Федор Михайлович взглянул на девушку с изумлением, как бы увидев некое чудо, и произнес тихо:

—  Да, барышня, я уже полчаса жду кофе... этот «обер»... он...

— Он, простите, уже ушел, его смена закончилась... что вам подать к кофе... Апфельштрудель?

—  Болван —

—  Простите, есть только штрудель, «болван» у нас нет...

—   Да, да... штрудель... — ответил он механически — хорошо... спасибо. Он снова уселся за столик.
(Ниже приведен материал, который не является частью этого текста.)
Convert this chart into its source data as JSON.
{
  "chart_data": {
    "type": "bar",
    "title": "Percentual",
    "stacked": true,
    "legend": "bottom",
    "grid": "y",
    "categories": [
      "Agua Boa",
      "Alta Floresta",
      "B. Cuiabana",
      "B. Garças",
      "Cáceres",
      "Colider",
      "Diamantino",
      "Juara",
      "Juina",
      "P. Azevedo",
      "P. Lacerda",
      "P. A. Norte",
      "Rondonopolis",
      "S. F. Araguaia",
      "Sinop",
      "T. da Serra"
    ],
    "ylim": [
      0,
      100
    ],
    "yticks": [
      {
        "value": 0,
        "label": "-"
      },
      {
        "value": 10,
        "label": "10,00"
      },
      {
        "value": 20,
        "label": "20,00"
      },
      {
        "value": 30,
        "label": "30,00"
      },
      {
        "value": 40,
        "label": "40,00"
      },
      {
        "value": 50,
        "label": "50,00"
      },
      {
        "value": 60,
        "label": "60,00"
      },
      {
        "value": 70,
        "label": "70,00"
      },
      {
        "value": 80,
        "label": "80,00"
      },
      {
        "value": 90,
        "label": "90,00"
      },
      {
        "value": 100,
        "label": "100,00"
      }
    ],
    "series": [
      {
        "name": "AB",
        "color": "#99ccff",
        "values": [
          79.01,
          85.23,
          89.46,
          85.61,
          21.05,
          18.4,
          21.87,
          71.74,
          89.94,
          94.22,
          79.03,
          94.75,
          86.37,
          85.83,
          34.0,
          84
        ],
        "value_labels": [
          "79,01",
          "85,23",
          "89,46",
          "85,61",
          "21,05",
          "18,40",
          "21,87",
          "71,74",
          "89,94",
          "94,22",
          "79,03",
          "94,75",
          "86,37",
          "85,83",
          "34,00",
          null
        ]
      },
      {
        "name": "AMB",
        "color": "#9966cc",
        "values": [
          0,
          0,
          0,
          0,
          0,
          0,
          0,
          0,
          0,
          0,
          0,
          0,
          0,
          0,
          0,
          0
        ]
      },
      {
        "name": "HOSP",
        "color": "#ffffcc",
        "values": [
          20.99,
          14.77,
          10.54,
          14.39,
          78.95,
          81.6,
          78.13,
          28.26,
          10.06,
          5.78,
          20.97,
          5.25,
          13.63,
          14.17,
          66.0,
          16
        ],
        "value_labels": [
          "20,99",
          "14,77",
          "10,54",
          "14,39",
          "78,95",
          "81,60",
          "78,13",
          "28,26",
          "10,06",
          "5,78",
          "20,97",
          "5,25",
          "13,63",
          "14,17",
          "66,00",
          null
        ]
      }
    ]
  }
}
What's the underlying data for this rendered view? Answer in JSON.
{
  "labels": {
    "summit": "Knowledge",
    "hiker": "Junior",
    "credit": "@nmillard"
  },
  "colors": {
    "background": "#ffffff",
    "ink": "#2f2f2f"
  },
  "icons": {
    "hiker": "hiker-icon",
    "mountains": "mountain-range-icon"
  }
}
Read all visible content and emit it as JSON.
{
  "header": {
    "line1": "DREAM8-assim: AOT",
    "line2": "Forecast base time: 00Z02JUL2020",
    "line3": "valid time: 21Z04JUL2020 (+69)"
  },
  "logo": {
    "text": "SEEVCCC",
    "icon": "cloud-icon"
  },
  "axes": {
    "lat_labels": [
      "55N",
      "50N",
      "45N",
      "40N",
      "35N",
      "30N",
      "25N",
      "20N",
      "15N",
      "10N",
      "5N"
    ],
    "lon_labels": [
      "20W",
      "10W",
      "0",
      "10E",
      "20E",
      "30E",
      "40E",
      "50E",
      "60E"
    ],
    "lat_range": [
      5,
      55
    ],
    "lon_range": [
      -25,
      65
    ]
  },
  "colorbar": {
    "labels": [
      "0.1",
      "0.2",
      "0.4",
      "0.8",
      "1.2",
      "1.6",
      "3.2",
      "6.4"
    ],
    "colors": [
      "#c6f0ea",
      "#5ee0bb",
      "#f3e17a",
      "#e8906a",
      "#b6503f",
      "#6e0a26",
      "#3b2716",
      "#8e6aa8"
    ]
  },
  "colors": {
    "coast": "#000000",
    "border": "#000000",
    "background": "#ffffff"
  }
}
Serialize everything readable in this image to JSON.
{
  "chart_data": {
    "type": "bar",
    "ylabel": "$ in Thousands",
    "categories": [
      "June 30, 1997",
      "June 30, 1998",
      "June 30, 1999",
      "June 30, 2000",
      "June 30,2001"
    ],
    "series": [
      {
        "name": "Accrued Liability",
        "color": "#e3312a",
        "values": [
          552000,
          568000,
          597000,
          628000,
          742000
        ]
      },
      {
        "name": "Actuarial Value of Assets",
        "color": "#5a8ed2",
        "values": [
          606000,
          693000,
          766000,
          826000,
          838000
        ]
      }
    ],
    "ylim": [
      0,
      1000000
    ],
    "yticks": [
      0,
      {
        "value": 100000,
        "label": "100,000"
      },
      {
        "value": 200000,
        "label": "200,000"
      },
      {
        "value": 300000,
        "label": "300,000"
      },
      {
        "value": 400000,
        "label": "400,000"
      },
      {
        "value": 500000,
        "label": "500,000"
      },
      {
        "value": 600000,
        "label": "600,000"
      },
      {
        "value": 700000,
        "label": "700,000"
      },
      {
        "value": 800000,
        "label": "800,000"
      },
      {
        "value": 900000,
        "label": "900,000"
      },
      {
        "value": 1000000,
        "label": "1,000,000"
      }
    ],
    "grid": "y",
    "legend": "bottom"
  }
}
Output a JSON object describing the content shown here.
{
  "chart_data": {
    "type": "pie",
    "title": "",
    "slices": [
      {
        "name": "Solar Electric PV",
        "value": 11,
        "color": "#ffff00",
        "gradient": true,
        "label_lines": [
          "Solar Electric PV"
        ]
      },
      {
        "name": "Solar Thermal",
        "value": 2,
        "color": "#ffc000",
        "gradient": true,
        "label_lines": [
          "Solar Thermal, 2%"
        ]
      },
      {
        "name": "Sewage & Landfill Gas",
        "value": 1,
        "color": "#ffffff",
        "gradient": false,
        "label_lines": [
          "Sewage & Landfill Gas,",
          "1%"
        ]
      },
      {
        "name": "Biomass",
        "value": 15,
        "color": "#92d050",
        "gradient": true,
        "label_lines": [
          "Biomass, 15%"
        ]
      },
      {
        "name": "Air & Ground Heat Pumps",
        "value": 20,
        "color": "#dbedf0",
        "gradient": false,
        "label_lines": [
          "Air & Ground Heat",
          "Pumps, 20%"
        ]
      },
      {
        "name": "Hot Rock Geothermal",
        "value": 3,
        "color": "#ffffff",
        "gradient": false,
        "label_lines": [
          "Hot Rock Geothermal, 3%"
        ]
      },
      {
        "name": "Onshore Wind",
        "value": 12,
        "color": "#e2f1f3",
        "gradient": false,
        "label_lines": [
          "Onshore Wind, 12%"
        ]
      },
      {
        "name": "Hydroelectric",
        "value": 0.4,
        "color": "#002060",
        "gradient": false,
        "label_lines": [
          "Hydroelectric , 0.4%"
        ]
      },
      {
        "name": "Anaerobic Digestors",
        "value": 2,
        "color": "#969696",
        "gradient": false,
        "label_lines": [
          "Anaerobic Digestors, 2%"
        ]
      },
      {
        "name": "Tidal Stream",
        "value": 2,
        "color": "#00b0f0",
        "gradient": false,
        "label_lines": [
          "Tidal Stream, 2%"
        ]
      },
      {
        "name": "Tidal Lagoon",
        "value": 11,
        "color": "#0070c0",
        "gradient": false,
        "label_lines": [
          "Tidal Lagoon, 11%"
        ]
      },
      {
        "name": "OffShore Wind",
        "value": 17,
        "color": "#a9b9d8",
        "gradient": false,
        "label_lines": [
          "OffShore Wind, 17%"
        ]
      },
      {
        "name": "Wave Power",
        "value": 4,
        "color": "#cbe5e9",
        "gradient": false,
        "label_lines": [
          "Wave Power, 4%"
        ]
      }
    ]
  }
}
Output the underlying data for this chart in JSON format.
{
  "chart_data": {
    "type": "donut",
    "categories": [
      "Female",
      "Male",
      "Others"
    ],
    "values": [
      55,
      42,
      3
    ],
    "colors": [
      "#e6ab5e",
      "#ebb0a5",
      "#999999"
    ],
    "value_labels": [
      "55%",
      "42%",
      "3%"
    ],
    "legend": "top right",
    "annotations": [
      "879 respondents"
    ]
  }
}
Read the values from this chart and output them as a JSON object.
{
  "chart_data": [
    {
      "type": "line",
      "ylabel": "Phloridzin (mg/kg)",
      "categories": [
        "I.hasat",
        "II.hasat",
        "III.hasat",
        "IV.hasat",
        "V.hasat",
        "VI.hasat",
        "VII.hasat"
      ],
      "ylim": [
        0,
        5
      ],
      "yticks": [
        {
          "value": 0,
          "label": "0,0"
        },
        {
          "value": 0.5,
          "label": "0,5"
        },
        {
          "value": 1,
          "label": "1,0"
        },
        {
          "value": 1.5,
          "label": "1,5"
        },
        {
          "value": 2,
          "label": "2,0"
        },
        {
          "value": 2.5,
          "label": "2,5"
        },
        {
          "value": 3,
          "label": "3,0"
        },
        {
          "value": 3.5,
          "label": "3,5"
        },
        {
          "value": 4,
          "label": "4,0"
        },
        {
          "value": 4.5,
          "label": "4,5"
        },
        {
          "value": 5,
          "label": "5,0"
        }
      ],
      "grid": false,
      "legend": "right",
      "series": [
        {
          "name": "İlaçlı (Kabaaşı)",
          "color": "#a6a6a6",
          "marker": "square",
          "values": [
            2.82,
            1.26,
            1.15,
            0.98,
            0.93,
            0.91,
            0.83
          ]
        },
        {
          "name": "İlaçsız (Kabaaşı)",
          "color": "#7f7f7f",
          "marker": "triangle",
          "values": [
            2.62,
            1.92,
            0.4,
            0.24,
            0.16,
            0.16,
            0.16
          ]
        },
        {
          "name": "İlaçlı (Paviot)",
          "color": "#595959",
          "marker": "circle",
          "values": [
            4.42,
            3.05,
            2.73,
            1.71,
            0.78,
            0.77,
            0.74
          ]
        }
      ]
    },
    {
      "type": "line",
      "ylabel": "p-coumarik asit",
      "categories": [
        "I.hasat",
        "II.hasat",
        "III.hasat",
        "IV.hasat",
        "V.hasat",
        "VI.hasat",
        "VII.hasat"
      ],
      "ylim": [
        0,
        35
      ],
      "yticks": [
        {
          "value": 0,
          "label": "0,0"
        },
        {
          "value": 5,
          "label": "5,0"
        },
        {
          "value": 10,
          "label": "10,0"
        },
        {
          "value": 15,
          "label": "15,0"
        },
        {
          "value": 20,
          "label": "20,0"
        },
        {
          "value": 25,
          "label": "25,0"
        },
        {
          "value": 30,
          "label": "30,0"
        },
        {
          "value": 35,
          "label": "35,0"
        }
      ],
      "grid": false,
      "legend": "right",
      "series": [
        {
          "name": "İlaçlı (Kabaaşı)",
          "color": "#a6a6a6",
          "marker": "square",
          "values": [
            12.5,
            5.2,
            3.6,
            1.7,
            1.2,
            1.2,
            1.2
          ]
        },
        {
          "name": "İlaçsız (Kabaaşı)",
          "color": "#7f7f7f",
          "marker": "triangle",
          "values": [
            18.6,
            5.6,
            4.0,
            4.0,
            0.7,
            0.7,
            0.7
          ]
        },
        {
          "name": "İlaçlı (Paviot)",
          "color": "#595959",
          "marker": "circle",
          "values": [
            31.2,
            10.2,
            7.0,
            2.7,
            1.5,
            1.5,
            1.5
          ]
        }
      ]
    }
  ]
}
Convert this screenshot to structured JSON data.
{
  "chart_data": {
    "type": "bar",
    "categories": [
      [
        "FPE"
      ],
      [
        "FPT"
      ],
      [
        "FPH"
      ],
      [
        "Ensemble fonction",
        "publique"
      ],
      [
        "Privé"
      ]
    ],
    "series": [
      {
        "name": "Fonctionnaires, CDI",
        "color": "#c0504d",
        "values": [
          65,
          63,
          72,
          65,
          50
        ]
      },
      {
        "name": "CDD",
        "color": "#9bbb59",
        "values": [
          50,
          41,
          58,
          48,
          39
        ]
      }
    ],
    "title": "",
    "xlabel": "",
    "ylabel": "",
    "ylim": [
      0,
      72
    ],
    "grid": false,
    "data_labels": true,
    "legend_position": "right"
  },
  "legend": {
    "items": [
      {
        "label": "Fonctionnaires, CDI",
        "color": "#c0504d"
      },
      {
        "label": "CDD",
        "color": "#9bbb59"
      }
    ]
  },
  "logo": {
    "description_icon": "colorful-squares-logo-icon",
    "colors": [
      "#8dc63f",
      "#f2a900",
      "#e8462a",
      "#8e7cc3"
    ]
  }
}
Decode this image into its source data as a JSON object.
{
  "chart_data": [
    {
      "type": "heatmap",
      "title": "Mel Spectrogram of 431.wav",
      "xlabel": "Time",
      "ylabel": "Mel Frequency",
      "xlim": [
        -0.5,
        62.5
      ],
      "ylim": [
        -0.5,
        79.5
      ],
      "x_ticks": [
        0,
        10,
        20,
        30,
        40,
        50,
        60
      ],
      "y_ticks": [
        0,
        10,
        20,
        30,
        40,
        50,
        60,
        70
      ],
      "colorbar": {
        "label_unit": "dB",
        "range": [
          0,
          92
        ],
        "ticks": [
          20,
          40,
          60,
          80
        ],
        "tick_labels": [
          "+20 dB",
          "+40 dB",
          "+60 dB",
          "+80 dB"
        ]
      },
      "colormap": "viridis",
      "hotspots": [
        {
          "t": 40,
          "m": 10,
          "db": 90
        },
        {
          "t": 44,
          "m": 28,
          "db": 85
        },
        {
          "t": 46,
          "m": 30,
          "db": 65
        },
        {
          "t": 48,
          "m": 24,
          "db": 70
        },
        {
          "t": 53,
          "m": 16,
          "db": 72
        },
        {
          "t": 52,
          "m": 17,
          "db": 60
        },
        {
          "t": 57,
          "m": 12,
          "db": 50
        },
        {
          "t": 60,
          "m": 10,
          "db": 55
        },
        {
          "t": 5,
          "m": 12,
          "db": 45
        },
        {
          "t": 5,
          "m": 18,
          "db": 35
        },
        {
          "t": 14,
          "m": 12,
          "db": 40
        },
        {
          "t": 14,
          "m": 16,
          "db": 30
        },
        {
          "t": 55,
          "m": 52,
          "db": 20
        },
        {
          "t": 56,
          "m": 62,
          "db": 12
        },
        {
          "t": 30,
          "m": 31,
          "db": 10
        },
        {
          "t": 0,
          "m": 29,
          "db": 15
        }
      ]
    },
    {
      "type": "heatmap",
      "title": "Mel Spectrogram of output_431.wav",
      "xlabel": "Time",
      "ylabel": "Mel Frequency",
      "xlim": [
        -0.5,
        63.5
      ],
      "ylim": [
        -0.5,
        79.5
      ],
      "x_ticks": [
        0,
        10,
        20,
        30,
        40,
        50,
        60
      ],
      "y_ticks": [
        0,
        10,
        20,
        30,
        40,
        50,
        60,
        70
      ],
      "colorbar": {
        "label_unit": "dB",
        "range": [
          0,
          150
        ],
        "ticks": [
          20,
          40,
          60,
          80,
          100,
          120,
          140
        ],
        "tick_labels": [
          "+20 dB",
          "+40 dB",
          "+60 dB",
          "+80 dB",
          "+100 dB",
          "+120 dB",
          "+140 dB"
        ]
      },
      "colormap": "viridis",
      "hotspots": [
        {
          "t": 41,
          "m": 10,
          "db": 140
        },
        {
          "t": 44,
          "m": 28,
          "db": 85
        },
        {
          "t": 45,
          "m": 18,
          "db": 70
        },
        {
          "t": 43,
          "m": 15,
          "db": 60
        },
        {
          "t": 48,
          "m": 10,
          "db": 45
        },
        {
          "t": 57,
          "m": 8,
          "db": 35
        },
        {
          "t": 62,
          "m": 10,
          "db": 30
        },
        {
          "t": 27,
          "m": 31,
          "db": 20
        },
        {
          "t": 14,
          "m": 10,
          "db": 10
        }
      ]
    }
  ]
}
Тем временем собачка, призванная старой ведьмой, вернулась на ее лоно. «Подлая собака...» Вот они, ценности западной цивилизации, балованная собачка-дармоед, жизнь у нее куда лучше, чем у какого-нибудь ребенка, работающего по двенадцать часов в день на английской мануфактуре, у такого закормленного «бижу»  жизнь гораздо лучше, чем у крестьянского ребенка в России... но господин Тургенев смотрит на Россию и русское село через театральный лорнет. Именно потому, что буржуазия и капитализм обижают детей, и победит социализм... мне отвратны социализм и революция, я боюсь, что вместе с призраком коммунизма близится и господство хулиганов... Боже мой, ну почему эти революционеры не верят в Бога? Если бы верили в Бога, они бы изменили мир. Ведь без Бога все дозволено. Можно убить, ограбить, изнасиловать, можно даже съесть собачку... Федор Михайлович усмехнулся. Меня самого иногда удивляет, действительно ли, если нет Бога, то все разрешено, это ведь такая правда, которая может привестико многим бедам в нашей юдоли слез... а, может, дело обстоит так, что именно без Бога все делается под собственную ответственность... Не греши, ибо нет Бога, который отпустит твой грех, не греши, ибо сам себе грехов не отпустишь. Не знаю, иной раз человек скажет вдруг что-то, похожее на правду... конечно же, я верю... однако тут, пожалуй, дело в другом. Они тут даже в церквах собирают «чаевые» на блюде... Дают чаевые и священнику, и Господу Богу.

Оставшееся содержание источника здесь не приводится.